Many money market accounts limit the number of transfers and withdrawals you can make, but WeStreet offers MMA’s with no limits on withdrawals, deposits, or transfers. Money markets usually require a substantial amount of money to open and require a minimum balance to earn interest. To open a money market account at WeStreet, you need to deposit a minimum of $2,500 and maintain a minimum balance of $5,000 to earn interest dividends on your deposit.
Money market accounts may also lack some of the protections and conveniences of checking accounts. For a money market account through WeStreet, ATM withdrawals and debit cards are unavailable. WeStreet money market accounts also do not offer overdraft protection.
Despite these drawbacks, money market accounts may be an option to consider if you are seeking a deposit account that earns higher interest than a regular savings account. You can view the current interest rate for a money market account at WeStreet here.
How do Money Market Accounts Work?
The way that money market accounts work is similar to a traditional savings account. You earn interest based on the balance of your account. For WeStreet specifically, they accrue interest daily and pay it monthly. Your money market account is insured by the NCUA.
Be careful not to confuse money market accounts with money market mutual funds. Banks and credit unions offer money market accounts, and the FDIC or NCUA insures them, respectively. Investment firms offer money market mutual funds as investment accounts that carry market risk and do not receive insurance from the FDIC or NCUA.
How are High-Yield Savings Accounts and Money Market Accounts Different?
High yield savings accounts are a great way to earn interest on your money. In practice, HYSA’s (High Yield Savings Accounts) basically act as traditional savings accounts with supercharged interest rates, with the downside being that they are mostly offered by fully digital financial institutions.
HYSA’s and MMA’s (Money Market Accounts) have a few key differences. HYSA’s often have a slightly higher interest rate than money market accounts, though because of this they typically offer less flexibility. Typically, Withdrawals to HYSA’s are done through electronic transfers since they do not offer checks or debit cards.
Which is the Right Option for Me?
Determining whether a high yield savings account or money market account is better suited for you depends on your financial situation and what you are looking for in an account. If your goal is to maximize savings and account flexibility isn’t a concern a high yield savings account might be a good option for you. If you would like some flexibility and meet the deposit requirements, then a money market account may be the better fit.
How are Money Market Accounts and Certificates Different?
On the spectrum established earlier where money market accounts fall between checking and savings accounts, certificates (or CD’s as you may know them) fall outside the boundaries on the side of savings accounts. In other words, certificates offer greater returns than savings accounts while having drastically less flexibility.

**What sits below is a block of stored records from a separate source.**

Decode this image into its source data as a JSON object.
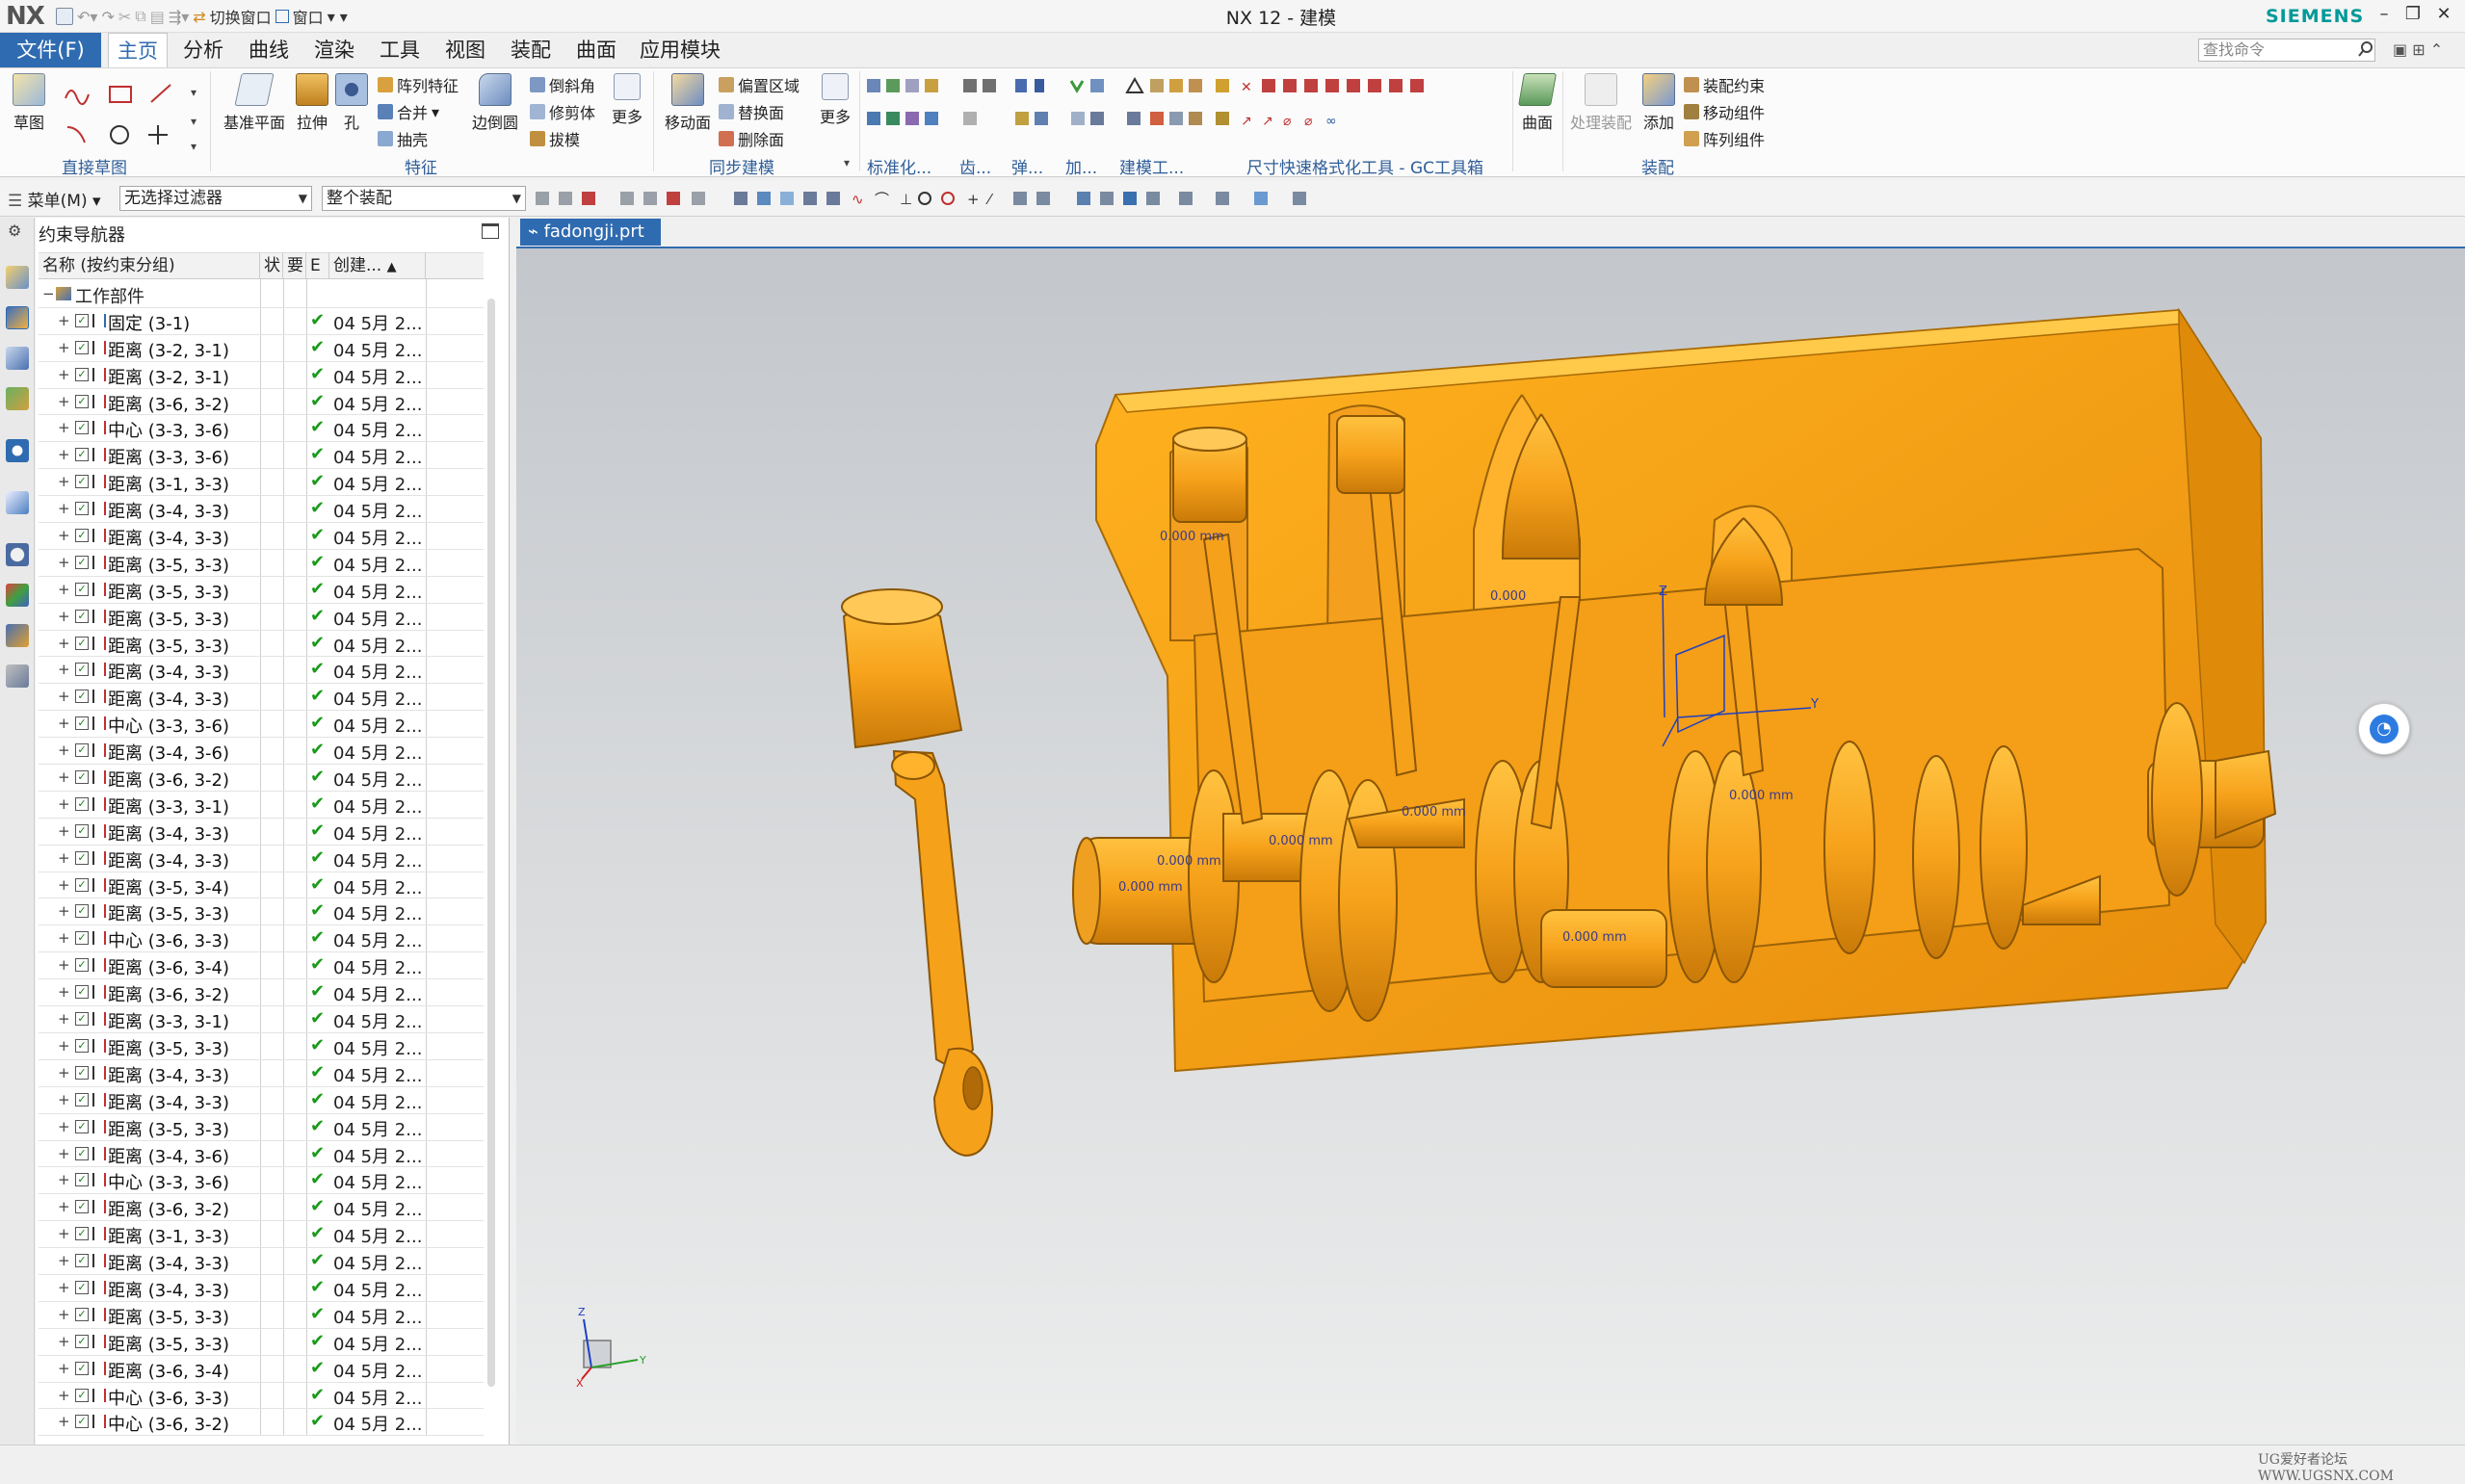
{
  "window": {
    "app_title": "NX 12 - 建模",
    "brand": "SIEMENS",
    "switch_window": "切换窗口",
    "window_menu": "窗口"
  },
  "menu_tabs": {
    "file": "文件(F)",
    "home": "主页",
    "analysis": "分析",
    "curve": "曲线",
    "render": "渲染",
    "tools": "工具",
    "view": "视图",
    "assembly": "装配",
    "surface": "曲面",
    "app_module": "应用模块"
  },
  "search_placeholder": "查找命令",
  "ribbon": {
    "sketch": "草图",
    "direct_sketch_group": "直接草图",
    "datum_plane": "基准平面",
    "extrude": "拉伸",
    "hole": "孔",
    "pattern_feature": "阵列特征",
    "unite": "合并",
    "shell": "抽壳",
    "edge_blend": "边倒圆",
    "chamfer": "倒斜角",
    "trim_body": "修剪体",
    "draft": "拔模",
    "more": "更多",
    "feature_group": "特征",
    "move_face": "移动面",
    "offset_region": "偏置区域",
    "replace_face": "替换面",
    "delete_face": "删除面",
    "more2": "更多",
    "sync_group": "同步建模",
    "standardize": "标准化...",
    "gear": "齿...",
    "spring": "弹...",
    "machining": "加...",
    "modeling_tools": "建模工...",
    "dim_tools": "尺寸快速格式化工具 - GC工具箱",
    "surface_btn": "曲面",
    "process_assembly": "处理装配",
    "add": "添加",
    "assembly_constraint": "装配约束",
    "move_component": "移动组件",
    "pattern_component": "阵列组件",
    "assembly_group": "装配"
  },
  "toolbar": {
    "menu": "菜单(M)",
    "filter": "无选择过滤器",
    "scope": "整个装配"
  },
  "navigator": {
    "title": "约束导航器",
    "col_name": "名称 (按约束分组)",
    "col_a": "状",
    "col_b": "要",
    "col_c": "E",
    "col_created": "创建...",
    "root": "工作部件",
    "rows": [
      {
        "label": "固定 (3-1)",
        "type": "fix",
        "date": "04 5月 2..."
      },
      {
        "label": "距离 (3-2, 3-1)",
        "type": "dist",
        "date": "04 5月 2..."
      },
      {
        "label": "距离 (3-2, 3-1)",
        "type": "dist",
        "date": "04 5月 2..."
      },
      {
        "label": "距离 (3-6, 3-2)",
        "type": "dist",
        "date": "04 5月 2..."
      },
      {
        "label": "中心 (3-3, 3-6)",
        "type": "center",
        "date": "04 5月 2..."
      },
      {
        "label": "距离 (3-3, 3-6)",
        "type": "dist",
        "date": "04 5月 2..."
      },
      {
        "label": "距离 (3-1, 3-3)",
        "type": "dist",
        "date": "04 5月 2..."
      },
      {
        "label": "距离 (3-4, 3-3)",
        "type": "dist",
        "date": "04 5月 2..."
      },
      {
        "label": "距离 (3-4, 3-3)",
        "type": "dist",
        "date": "04 5月 2..."
      },
      {
        "label": "距离 (3-5, 3-3)",
        "type": "dist",
        "date": "04 5月 2..."
      },
      {
        "label": "距离 (3-5, 3-3)",
        "type": "dist",
        "date": "04 5月 2..."
      },
      {
        "label": "距离 (3-5, 3-3)",
        "type": "dist",
        "date": "04 5月 2..."
      },
      {
        "label": "距离 (3-5, 3-3)",
        "type": "dist",
        "date": "04 5月 2..."
      },
      {
        "label": "距离 (3-4, 3-3)",
        "type": "dist",
        "date": "04 5月 2..."
      },
      {
        "label": "距离 (3-4, 3-3)",
        "type": "dist",
        "date": "04 5月 2..."
      },
      {
        "label": "中心 (3-3, 3-6)",
        "type": "center",
        "date": "04 5月 2..."
      },
      {
        "label": "距离 (3-4, 3-6)",
        "type": "dist",
        "date": "04 5月 2..."
      },
      {
        "label": "距离 (3-6, 3-2)",
        "type": "dist",
        "date": "04 5月 2..."
      },
      {
        "label": "距离 (3-3, 3-1)",
        "type": "dist",
        "date": "04 5月 2..."
      },
      {
        "label": "距离 (3-4, 3-3)",
        "type": "dist",
        "date": "04 5月 2..."
      },
      {
        "label": "距离 (3-4, 3-3)",
        "type": "dist",
        "date": "04 5月 2..."
      },
      {
        "label": "距离 (3-5, 3-4)",
        "type": "dist",
        "date": "04 5月 2..."
      },
      {
        "label": "距离 (3-5, 3-3)",
        "type": "dist",
        "date": "04 5月 2..."
      },
      {
        "label": "中心 (3-6, 3-3)",
        "type": "center",
        "date": "04 5月 2..."
      },
      {
        "label": "距离 (3-6, 3-4)",
        "type": "dist",
        "date": "04 5月 2..."
      },
      {
        "label": "距离 (3-6, 3-2)",
        "type": "dist",
        "date": "04 5月 2..."
      },
      {
        "label": "距离 (3-3, 3-1)",
        "type": "dist",
        "date": "04 5月 2..."
      },
      {
        "label": "距离 (3-5, 3-3)",
        "type": "dist",
        "date": "04 5月 2..."
      },
      {
        "label": "距离 (3-4, 3-3)",
        "type": "dist",
        "date": "04 5月 2..."
      },
      {
        "label": "距离 (3-4, 3-3)",
        "type": "dist",
        "date": "04 5月 2..."
      },
      {
        "label": "距离 (3-5, 3-3)",
        "type": "dist",
        "date": "04 5月 2..."
      },
      {
        "label": "距离 (3-4, 3-6)",
        "type": "dist",
        "date": "04 5月 2..."
      },
      {
        "label": "中心 (3-3, 3-6)",
        "type": "center",
        "date": "04 5月 2..."
      },
      {
        "label": "距离 (3-6, 3-2)",
        "type": "dist",
        "date": "04 5月 2..."
      },
      {
        "label": "距离 (3-1, 3-3)",
        "type": "dist",
        "date": "04 5月 2..."
      },
      {
        "label": "距离 (3-4, 3-3)",
        "type": "dist",
        "date": "04 5月 2..."
      },
      {
        "label": "距离 (3-4, 3-3)",
        "type": "dist",
        "date": "04 5月 2..."
      },
      {
        "label": "距离 (3-5, 3-3)",
        "type": "dist",
        "date": "04 5月 2..."
      },
      {
        "label": "距离 (3-5, 3-3)",
        "type": "dist",
        "date": "04 5月 2..."
      },
      {
        "label": "距离 (3-6, 3-4)",
        "type": "dist",
        "date": "04 5月 2..."
      },
      {
        "label": "中心 (3-6, 3-3)",
        "type": "center",
        "date": "04 5月 2..."
      },
      {
        "label": "中心 (3-6, 3-2)",
        "type": "center",
        "date": "04 5月 2..."
      }
    ]
  },
  "graphics": {
    "doc_tab": "fadongji.prt",
    "dim_label": "0.000 mm",
    "dim_label_short": "0.000",
    "axis_x": "X",
    "axis_y": "Y",
    "axis_z": "Z"
  },
  "watermark": "UG爱好者论坛 WWW.UGSNX.COM",
  "colors": {
    "part": "#F7A21B",
    "accent": "#2f6bb0",
    "brand": "#009999"
  }
}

Certificates also function differently compared to savings, checking, high yield savings, and money market accounts. This is because they are not an account at all; they work more like a loan you make to your credit union than a traditional account. It is important to note though, that like the listed accounts certificates are NCUA insured.
With a certificate you deposit a specific amount of money which your credit union agrees to pay you back with interest, at a future date. Usually, certificate terms range from 3-60 months. You cannot deposit additional money into a certificate, and you cannot withdraw the money you have deposited without facing penalties.
The good news is that certificates earn significantly more interest than either traditional savings accounts or money market accounts. If maximizing interest is your goal and you don’t mind being unable to withdraw the funds you put into a certificate for its duration without a penalty, then certificates may be a good option to consider.
Fun fact: the reason they are called certificates is because historically, the certificate was a physical certificate given to the depositor as proof of their deposit. Though this is no longer the case, the name stuck!